-
Notifications
You must be signed in to change notification settings - Fork 5
Interpreter Internals
← History and Evolution | Next: Building from Source
This chapter describes the internal architecture of the nuBASIC interpreter. It is aimed at
developers who want to understand how the interpreter works, contribute to the codebase, or
build upon it for their own language experiments. All classes and files mentioned are in the
nu namespace; header files are in include/ and implementations in lib/.
- Main Components
- A Line-Oriented Interpreter
- Tokens and the Tokenizer
- Token List Container
- Parsing the Code
- Expression Parsing in Detail
- The Variant Type
- Tracing Execution of a Simple Program
- Extending the Built-in Function Set
The interpreter follows the classical pipeline: source text → tokens → abstract syntax tree → execution.
| Component | Class / Type | Key file |
|---|---|---|
| Tokenizer | tokenizer_t |
include/nu_tokenizer.h |
| Token | token_t |
include/nu_token.h |
| Token List | token_list_t |
include/nu_token_list.h |
| Expression Parser | expr_parser_t |
include/nu_expr_parser.h |
| Expression node base | expr_any_t |
include/nu_expr_any.h |
| Statement Parser | statement_parser_t |
include/parser/nu_statement_parser.h |
| Statement base | stmt_t |
include/nu_stmt.h |
| Static Program Context | prog_ctx_t |
include/nu_prog_ctx.h |
| Runtime Program Context | rt_prog_ctx_t |
include/nu_rt_prog_ctx.h |
| Program line map | prog_line_t |
include/nu_program.h |
| Interpreter | interpreter_t |
include/nu_interpreter.h |
| Variant value | variant_t |
include/nu_variant.h |
| Built-in help | builtin_help_t |
include/nu_builtin_help.h |
-
Tokenizer — breaks a source line into a flat sequence of typed
token_tobjects. -
Expression Parser — reads a token sequence representing an expression and returns an
expr_any_t::handle_tthat can be evaluated on demand. - Statement Parser — builds an executable statement object tree from a complete source line.
-
Static Program Context (
prog_ctx_t) — accumulated during the build phase; holds procedure prototypes, structure definitions, label tables, and multi-line construct metadata. -
Runtime Program Context (
rt_prog_ctx_t) — extendsprog_ctx_twith variable values, the call stack, loop runtime data, file descriptors, the program counter, and function return registers. -
Interpreter (
interpreter_t) — owns the source lines, the parsed program, and implements the CLI command loop,rebuild(),run(), and the debugger.
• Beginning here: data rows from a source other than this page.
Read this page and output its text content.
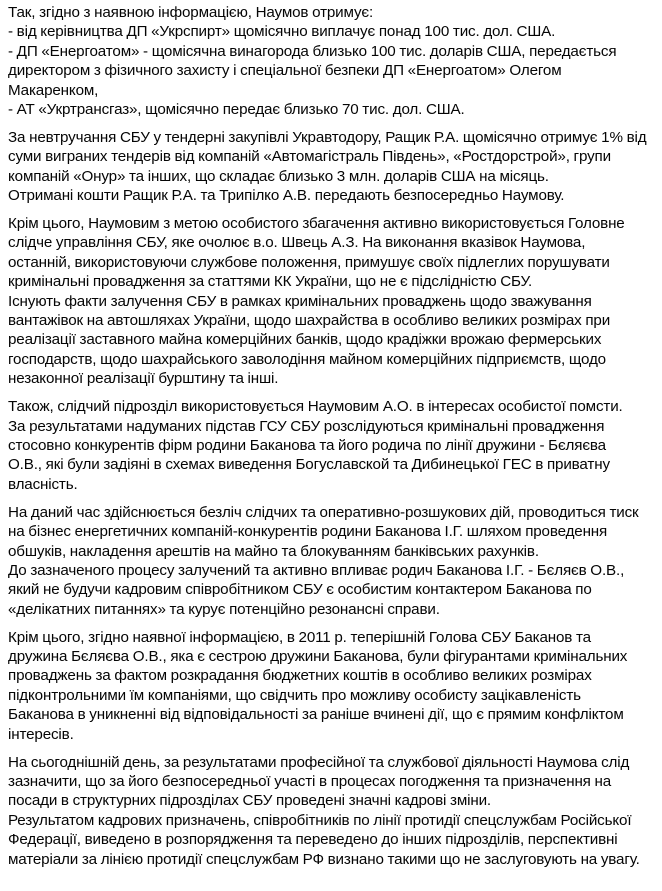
Так, згідно з наявною інформацією, Наумов отримує:
- від керівництва ДП «Укрспирт» щомісячно виплачує понад 100 тис. дол. США.
- ДП «Енергоатом» - щомісячна винагорода близько 100 тис. доларів США, передається
директором з фізичного захисту і спеціальної безпеки ДП «Енергоатом» Олегом
Макаренком,
- АТ «Укртрансгаз», щомісячно передає близько 70 тис. дол. США.
За невтручання СБУ у тендерні закупівлі Укравтодору, Ращик Р.А. щомісячно отримує 1% від
суми виграних тендерів від компаній «Автомагістраль Південь», «Ростдорстрой», групи
компаній «Онур» та інших, що складає близько 3 млн. доларів США на місяць.
Отримані кошти Ращик Р.А. та Трипілко А.В. передають безпосередньо Наумову.
Крім цього, Наумовим з метою особистого збагачення активно використовується Головне
слідче управління СБУ, яке очолює в.о. Швець А.З. На виконання вказівок Наумова,
останній, використовуючи службове положення, примушує своїх підлеглих порушувати
кримінальні провадження за статтями КК України, що не є підслідністю СБУ.
Існують факти залучення СБУ в рамках кримінальних проваджень щодо зважування
вантажівок на автошляхах України, щодо шахрайства в особливо великих розмірах при
реалізації заставного майна комерційних банків, щодо крадіжки врожаю фермерських
господарств, щодо шахрайського заволодіння майном комерційних підприємств, щодо
незаконної реалізації бурштину та інші.
Також, слідчий підрозділ використовується Наумовим А.О. в інтересах особистої помсти.
За результатами надуманих підстав ГСУ СБУ розслідуються кримінальні провадження
стосовно конкурентів фірм родини Баканова та його родича по лінії дружини - Бєляєва
О.В., які були задіяні в схемах виведення Богуславской та Дибинецької ГЕС в приватну
власність.
На даний час здійснюється безліч слідчих та оперативно-розшукових дій, проводиться тиск
на бізнес енергетичних компаній-конкурентів родини Баканова І.Г. шляхом проведення
обшуків, накладення арештів на майно та блокуванням банківських рахунків.
До зазначеного процесу залучений та активно впливає родич Баканова І.Г. - Бєляєв О.В.,
який не будучи кадровим співробітником СБУ є особистим контактером Баканова по
«делікатних питаннях» та курує потенційно резонансні справи.
Крім цього, згідно наявної інформацією, в 2011 р. теперішній Голова СБУ Баканов та
дружина Бєляєва О.В., яка є сестрою дружини Баканова, були фігурантами кримінальних
проваджень за фактом розкрадання бюджетних коштів в особливо великих розмірах
підконтрольними їм компаніями, що свідчить про можливу особисту зацікавленість
Баканова в уникненні від відповідальності за раніше вчинені дії, що є прямим конфліктом
інтересів.
На сьогоднішній день, за результатами професійної та службової діяльності Наумова слід
зазначити, що за його безпосередньої участі в процесах погодження та призначення на
посади в структурних підрозділах СБУ проведені значні кадрові зміни.
Результатом кадрових призначень, співробітників по лінії протидії спецслужбам Російської
Федерації, виведено в розпорядження та переведено до інших підрозділів, перспективні
матеріали за лінією протидії спецслужбам РФ визнано такими що не заслуговують на увагу.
BASIC is a line-oriented language: the position of a hard line break is syntactically significant. nuBASIC preserves this throughout the entire pipeline.
Source text is stored in two parallel maps inside interpreter_t:
-
_source_line— maps aline_num_tto the raw source string. -
_prog_line— maps line numbers to compiled statement objects plus debug information.
During rebuild(), each source line is handed to stmt_parser_t::compile_line(). The static
context (prog_ctx_t) is built at the same time, stitching together multi-line constructs
(For/Next, While/Wend, If/ElseIf/EndIf, Sub/Function, etc.).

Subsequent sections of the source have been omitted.